The majority of the Museum’s holdings has been acquired via the generosity of individuals—researchers, scholars, and dedicated collectors—who have enabled the Fowler to build its world-class collections. The Sir Henry Wellcome Collection of 30,000 objects, assembled early in the last century by Wellcome and given to the Museum in 1965, forms the core of our African and Pacific holdings and represents the single largest gift. More than 20,000 textiles trace the history of cloth over two millennia and across five continents. Objects from the Fowler Family Silver Collection include 400 works representing 16th- through 19th-century Europe and the United States. Among these are vessels from the renowned workshops of Paul de Lamerie, Karl Fabergé, and Paul Revere.

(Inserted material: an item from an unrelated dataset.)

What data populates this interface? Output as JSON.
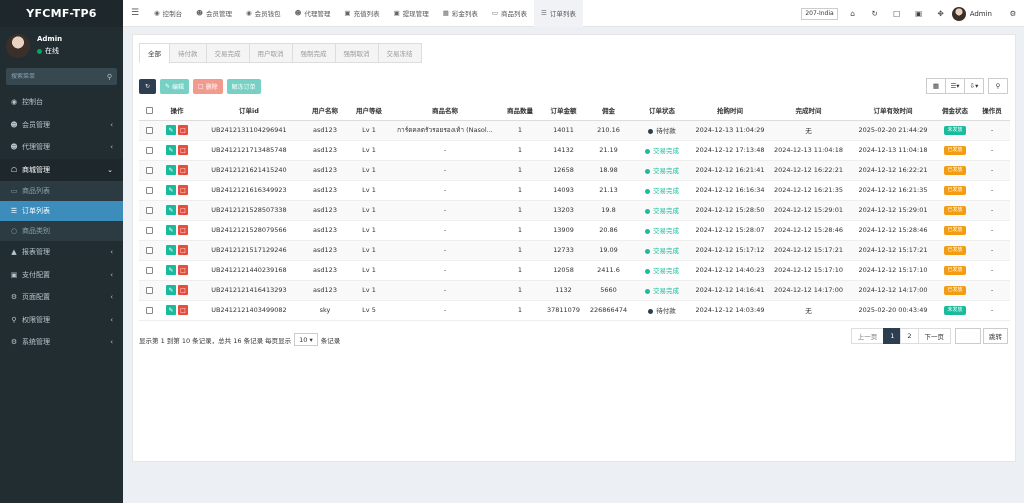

The majority of holdings has been collected in the field and systematically documented, providing essential contextual information. Maintaining geographical scope and artistic variety and building on existing strengths continue to be guiding principles in acquisitions decisions. For example, as the Museum augments its programming to meet the interests of the city’s growing Latin American population, collection activities in this area have increased. An exceptional collection of more than 900 Mexican works was donated in 1997 by the Daniel Family and includes magnificent ceramic Trees of Life, Day of the Dead figurines, and masks from Metepec, Oaxaca, Michoacan, Jalisco, Puebla, and Guanajuato.